Les applis ont du retard
Si elles répondent à un réel besoin d’informations, les applications consacrées au cycle menstruel sont loin de lever tous les tabous.
La Silicon Valley est un peu comme le miroir grossissant des imperfections de la société. Quand on voit le temps que le monde des nouvelles technologies a mis pour s’emparer du problème des cycles menstruels – qui ne concerne « que » la moitié de la population mondiale – il y a de quoi se demander si on en a fini avec la honte liée aux menstruations. Le festival Futur.e.s, qui a organisé la semaine dernière la conférence L’état de l’art de la menstrutech (soit les applis consacrées aux règles), nous a donné une bonne occasion de nous pencher sur la santé féminine connectée. Ce n’est qu’en 2013 que l’appli Clue et sa principale concurrente Glow sont apparues. Puis Flo, Maya, pTracker leur ont emboîté le pas. Aujourd’hui, les montres connectées s’y mettent aussi. Sous la pression des utilisatrices, Fitbit a ajouté en mai une application de suivi de cycle menstruel. Notons qu’il n’existe toujours pas d’émoji règles à ce jour.
« Dans un univers à 90 % masculin [la Silicon Valley], il n’est pas étonnant que personne n’y ait pensé plus tôt », analyse Isabelle Collet, maîtresse d’enseignement et de recherche en sciences de l’éducation, spécialiste des questions de genre. Un argument repris par la journaliste du Figaro Lucie Ronfaut, à l’origine du terme « menstrutech ».
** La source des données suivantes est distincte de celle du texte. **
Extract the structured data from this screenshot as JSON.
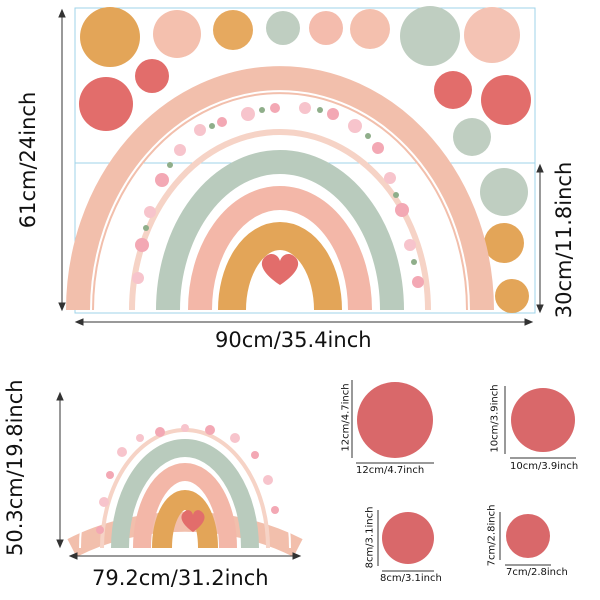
{
  "top_sheet": {
    "height_label": "61cm/24inch",
    "width_label": "90cm/35.4inch",
    "lower_height_label": "30cm/11.8inch"
  },
  "small_rainbow": {
    "height_label": "50.3cm/19.8inch",
    "width_label": "79.2cm/31.2inch"
  },
  "circles": {
    "c12": {
      "h": "12cm/4.7inch",
      "w": "12cm/4.7inch"
    },
    "c10": {
      "h": "10cm/3.9inch",
      "w": "10cm/3.9inch"
    },
    "c8": {
      "h": "8cm/3.1inch",
      "w": "8cm/3.1inch"
    },
    "c7": {
      "h": "7cm/2.8inch",
      "w": "7cm/2.8inch"
    }
  },
  "colors": {
    "peach": "#f2bfac",
    "salmon": "#e26d6b",
    "mustard": "#e3a558",
    "sage": "#b9cbbd",
    "coral_circle": "#d9686a",
    "blush": "#f3b7a8"
  }
}
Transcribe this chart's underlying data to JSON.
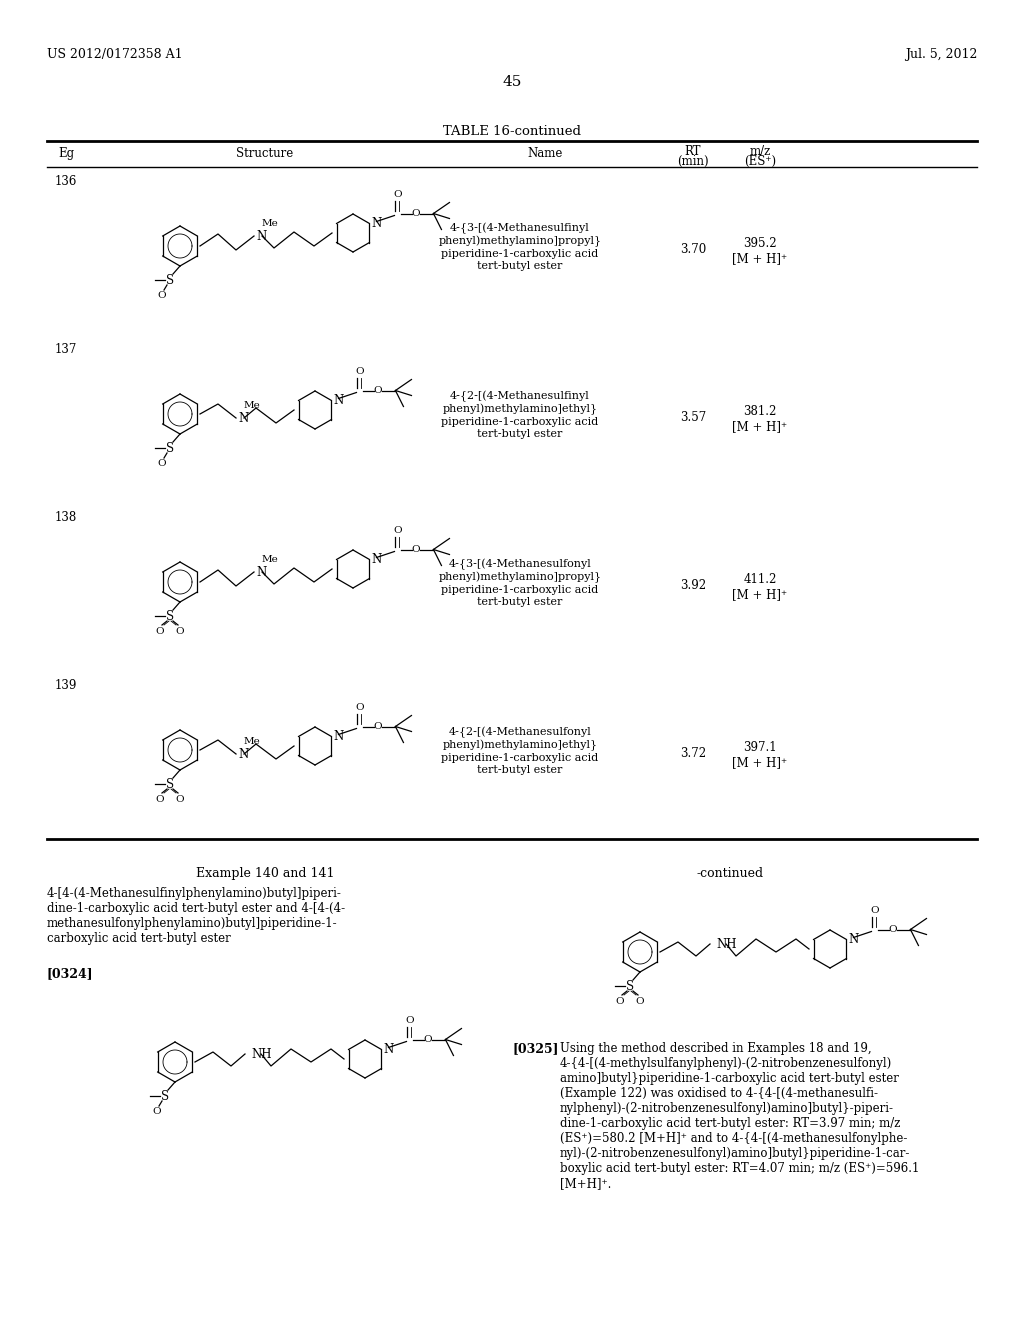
{
  "page_header_left": "US 2012/0172358 A1",
  "page_header_right": "Jul. 5, 2012",
  "page_number": "45",
  "table_title": "TABLE 16-continued",
  "rows": [
    {
      "eg": "136",
      "name": "4-{3-[(4-Methanesulfinyl\nphenyl)methylamino]propyl}\npiperidine-1-carboxylic acid\ntert-butyl ester",
      "rt": "3.70",
      "mz": "395.2\n[M + H]⁺",
      "sulfonyl": false,
      "chain": "propyl"
    },
    {
      "eg": "137",
      "name": "4-{2-[(4-Methanesulfinyl\nphenyl)methylamino]ethyl}\npiperidine-1-carboxylic acid\ntert-butyl ester",
      "rt": "3.57",
      "mz": "381.2\n[M + H]⁺",
      "sulfonyl": false,
      "chain": "ethyl"
    },
    {
      "eg": "138",
      "name": "4-{3-[(4-Methanesulfonyl\nphenyl)methylamino]propyl}\npiperidine-1-carboxylic acid\ntert-butyl ester",
      "rt": "3.92",
      "mz": "411.2\n[M + H]⁺",
      "sulfonyl": true,
      "chain": "propyl"
    },
    {
      "eg": "139",
      "name": "4-{2-[(4-Methanesulfonyl\nphenyl)methylamino]ethyl}\npiperidine-1-carboxylic acid\ntert-butyl ester",
      "rt": "3.72",
      "mz": "397.1\n[M + H]⁺",
      "sulfonyl": true,
      "chain": "ethyl"
    }
  ],
  "example_section_title": "Example 140 and 141",
  "example_compound_name": "4-[4-(4-Methanesulfinylphenylamino)butyl]piperi-\ndine-1-carboxylic acid tert-butyl ester and 4-[4-(4-\nmethanesulfonylphenylamino)butyl]piperidine-1-\ncarboxylic acid tert-butyl ester",
  "continued_label": "-continued",
  "paragraph_0324": "[0324]",
  "paragraph_0325_label": "[0325]",
  "paragraph_0325_text": "Using the method described in Examples 18 and 19,\n4-{4-[(4-methylsulfanylphenyl)-(2-nitrobenzenesulfonyl)\namino]butyl}piperidine-1-carboxylic acid tert-butyl ester\n(Example 122) was oxidised to 4-{4-[(4-methanesulfi-\nnylphenyl)-(2-nitrobenzenesulfonyl)amino]butyl}-piperi-\ndine-1-carboxylic acid tert-butyl ester: RT=3.97 min; m/z\n(ES⁺)=580.2 [M+H]⁺ and to 4-{4-[(4-methanesulfonylphe-\nnyl)-(2-nitrobenzenesulfonyl)amino]butyl}piperidine-1-car-\nboxylic acid tert-butyl ester: RT=4.07 min; m/z (ES⁺)=596.1\n[M+H]⁺.",
  "bg_color": "#ffffff",
  "text_color": "#000000"
}
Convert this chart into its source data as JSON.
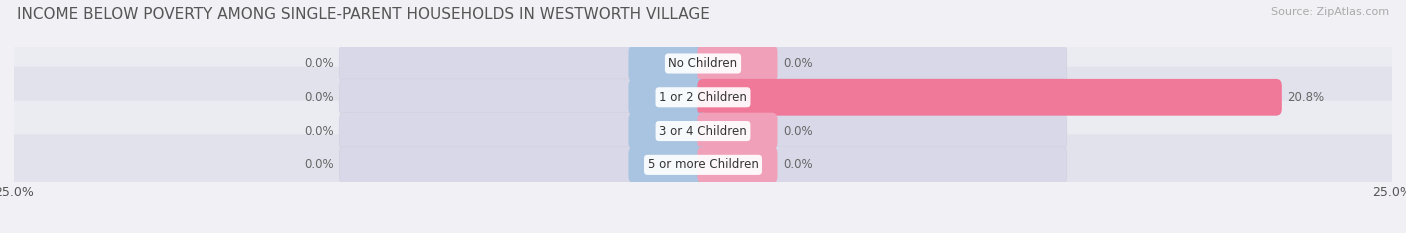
{
  "title": "INCOME BELOW POVERTY AMONG SINGLE-PARENT HOUSEHOLDS IN WESTWORTH VILLAGE",
  "source": "Source: ZipAtlas.com",
  "categories": [
    "No Children",
    "1 or 2 Children",
    "3 or 4 Children",
    "5 or more Children"
  ],
  "single_father": [
    0.0,
    0.0,
    0.0,
    0.0
  ],
  "single_mother": [
    0.0,
    20.8,
    0.0,
    0.0
  ],
  "x_min": -25.0,
  "x_max": 25.0,
  "father_color": "#a8c4e0",
  "mother_color": "#f07898",
  "stub_father_color": "#a8c4e0",
  "stub_mother_color": "#f0a0b8",
  "row_bg_odd": "#ebebf2",
  "row_bg_even": "#e2e2ec",
  "bar_bg_color": "#d8d8e8",
  "title_fontsize": 11,
  "source_fontsize": 8,
  "label_fontsize": 8.5,
  "tick_fontsize": 9,
  "legend_fontsize": 9,
  "stub_size": 2.5,
  "bg_bar_half": 13.0
}
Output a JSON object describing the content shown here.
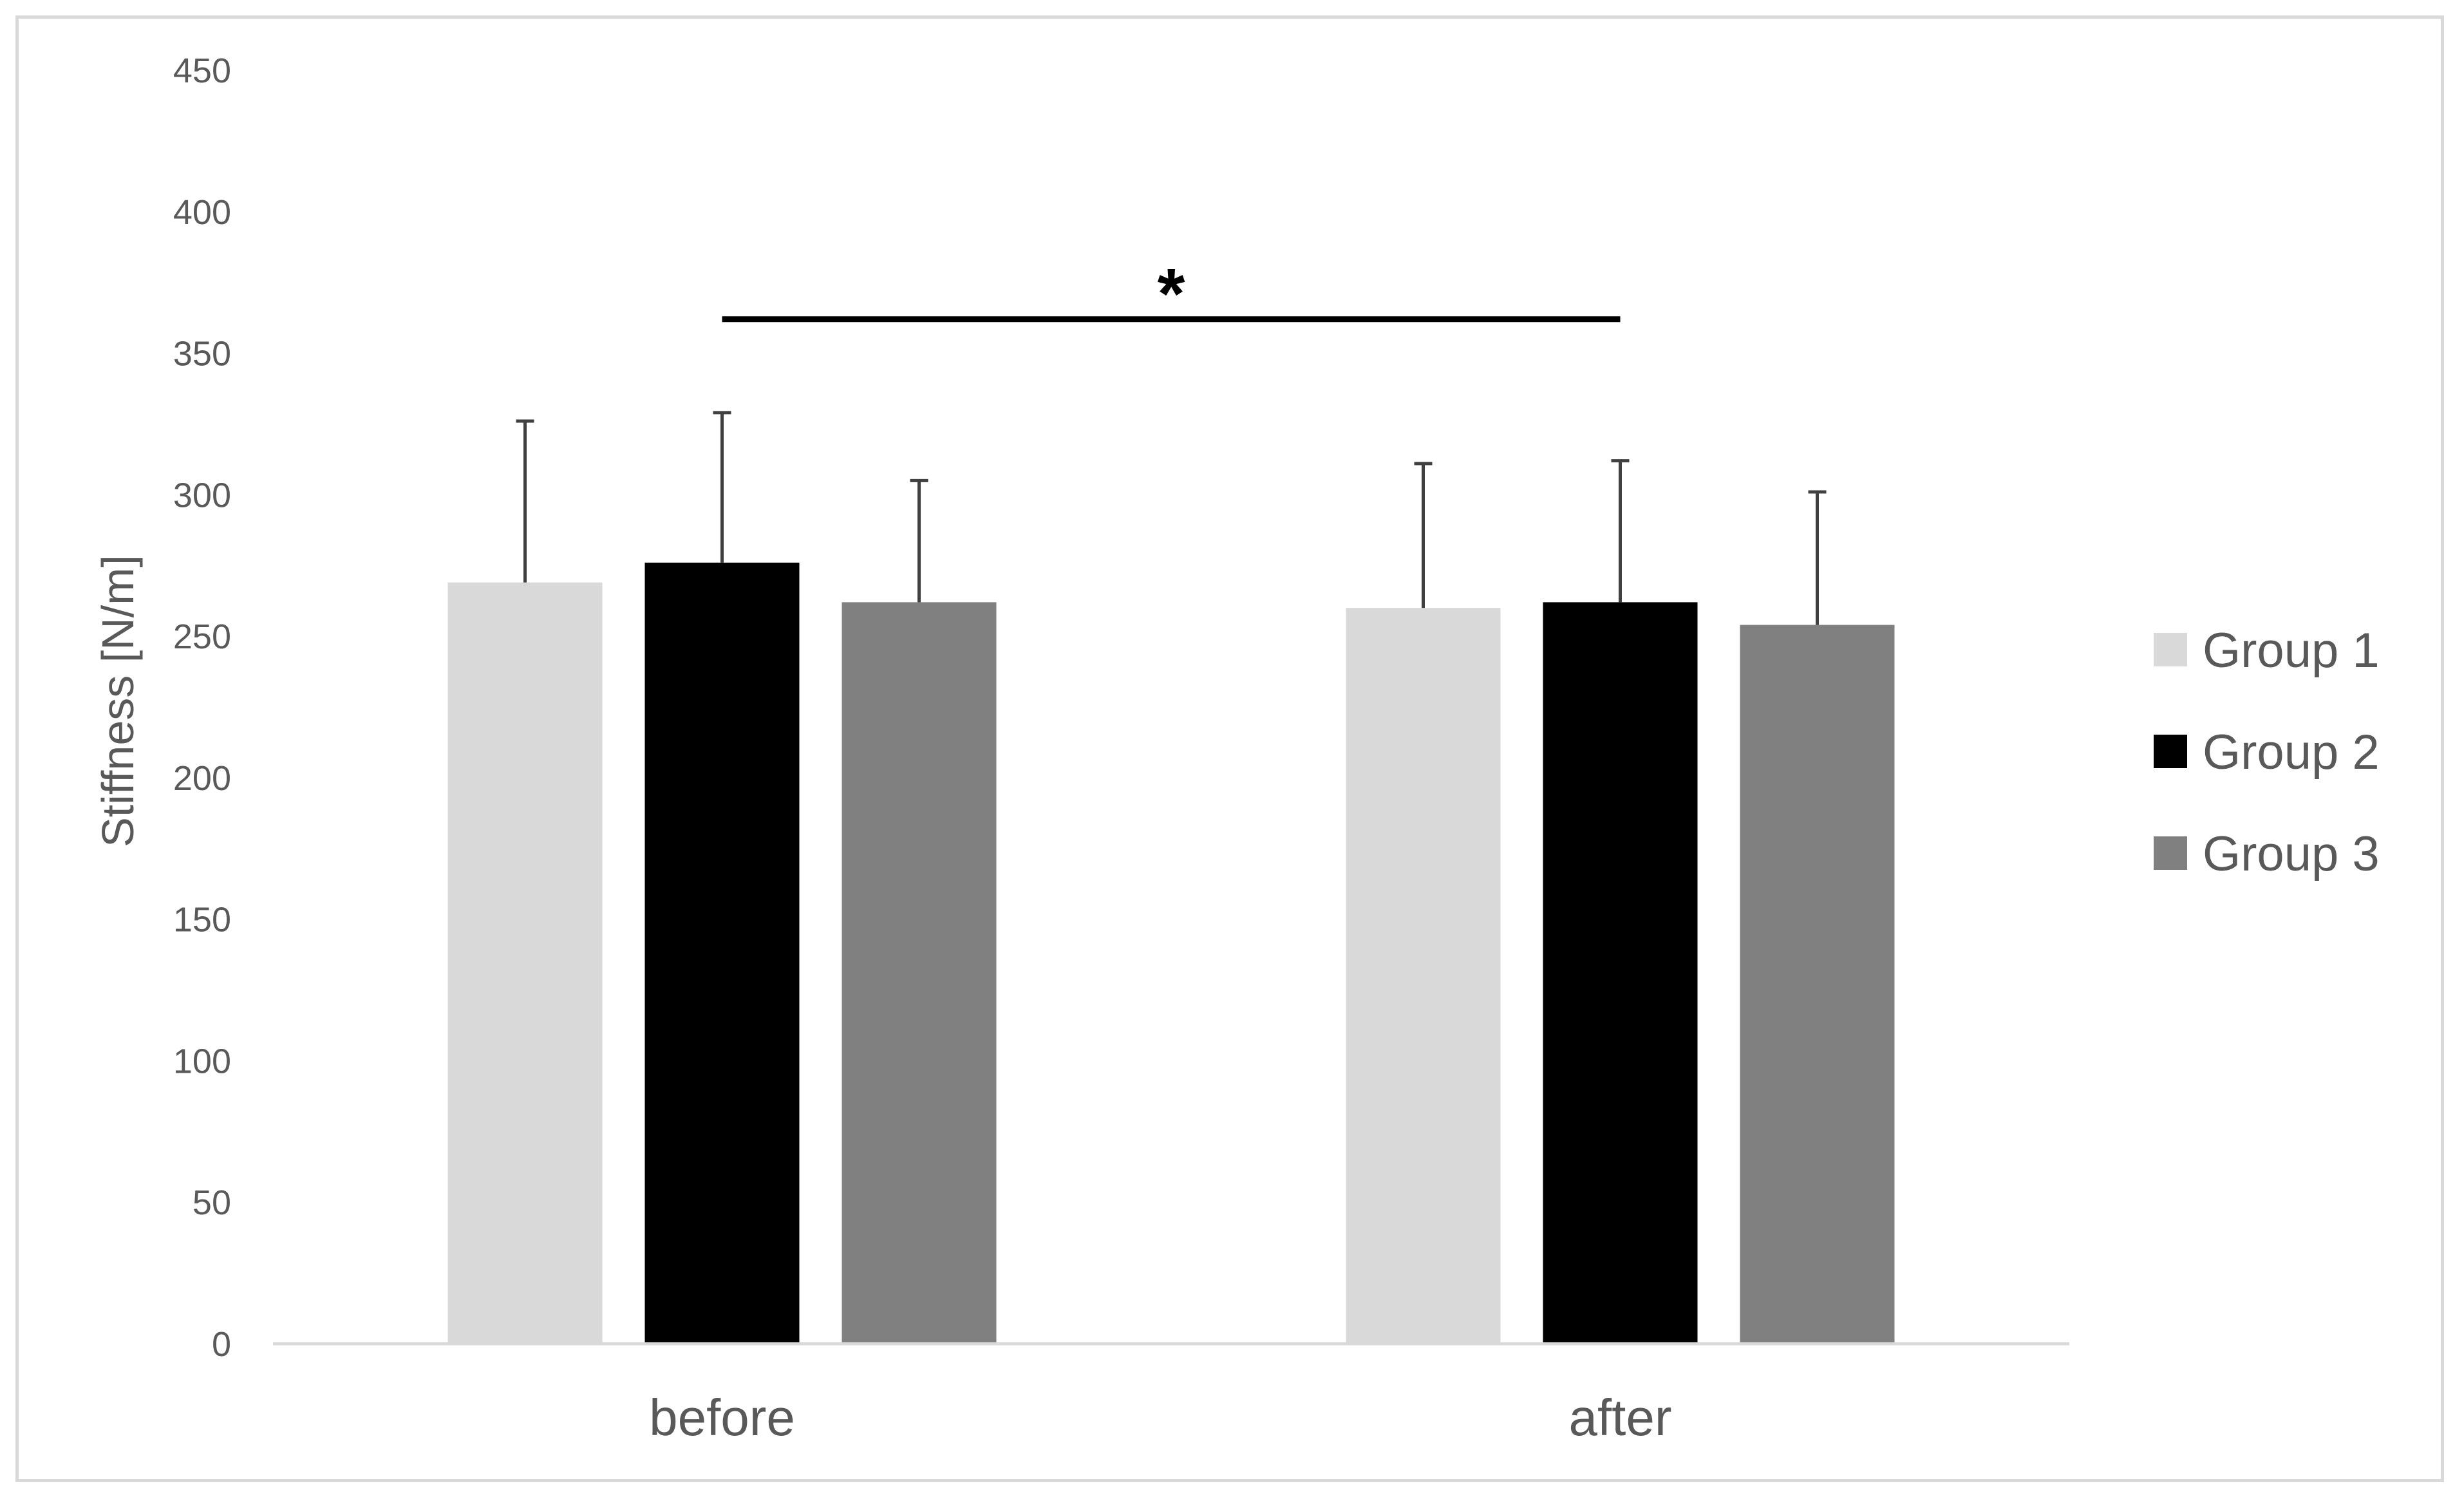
{
  "chart_data": {
    "type": "bar",
    "title": "",
    "xlabel": "",
    "ylabel": "Stiffness [N/m]",
    "ylim": [
      0,
      450
    ],
    "yticks": [
      0,
      50,
      100,
      150,
      200,
      250,
      300,
      350,
      400,
      450
    ],
    "grid": false,
    "legend_position": "right",
    "categories": [
      "before",
      "after"
    ],
    "series": [
      {
        "name": "Group 1",
        "color": "#d9d9d9",
        "values": [
          269,
          260
        ],
        "errors": [
          57,
          51
        ]
      },
      {
        "name": "Group 2",
        "color": "#000000",
        "values": [
          276,
          262
        ],
        "errors": [
          53,
          50
        ]
      },
      {
        "name": "Group 3",
        "color": "#808080",
        "values": [
          262,
          254
        ],
        "errors": [
          43,
          47
        ]
      }
    ],
    "annotations": [
      {
        "text": "*",
        "type": "significance-bracket",
        "from": "before",
        "to": "after",
        "y": 362
      }
    ],
    "errorbar_color": "#404040",
    "axis_color": "#d9d9d9"
  }
}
Mais, surtout, les « ragnagnas », comme on a tendance à les appeler dans une stratégie d’évitement, ça se cache. Il a fallu attendre 2018 pour voir une publicité Nana montrer du sang rouge, et non plus bleu, jugé moins répulsif. « Le tabou est certainement une autre explication à cet oubli», estime Isabelle Collet qui se souvient des premières applications consacrées aux règles. « Elles étaient très mignonnes avec des petits coeurs, on aurait dit un journal de jeunes filles, comme si elles cherchaient à neutraliser le côté sale des règles. »
Si ces applications répondent à un réel besoin d’information en aidant les femmes à comprendre ce qu’il se passe dans leur corps, à repérer les signes d’ovulation et à reconnaître des cycles normaux, elles ont tendance à alimenter la culture de la honte. « Ces innovations maintiendraient le dégoût déjà associé aux règles, et largement propagé dans les publicités pour les produits d’hygiène », expliquait Marion Coville, chercheuse post-doctorante à Télécom ParisTech, pendant la conférence L’état de l’art de la menstrutech. Les entreprises qui possèdent ces applis conçoivent en parallèle « des capteurs connectés pour un usage complémentaire, comme des bracelets, des thermomètres, ou une cup connectée, capable d’envoyer une alerte lorsque la coupe est pleine », écrit-elle sur FemTech. La notification «Vos règles sont sur le point de commencer » qui s’affiche sur le téléphone s’invite comme un rappel à l’ordre. Il ne faudrait quand même pas oublier d’avoir peur de la tache.
Le cycle féminin, un sujet d’autant plus tabou que la Silicon Valley reste dominée par les hommes.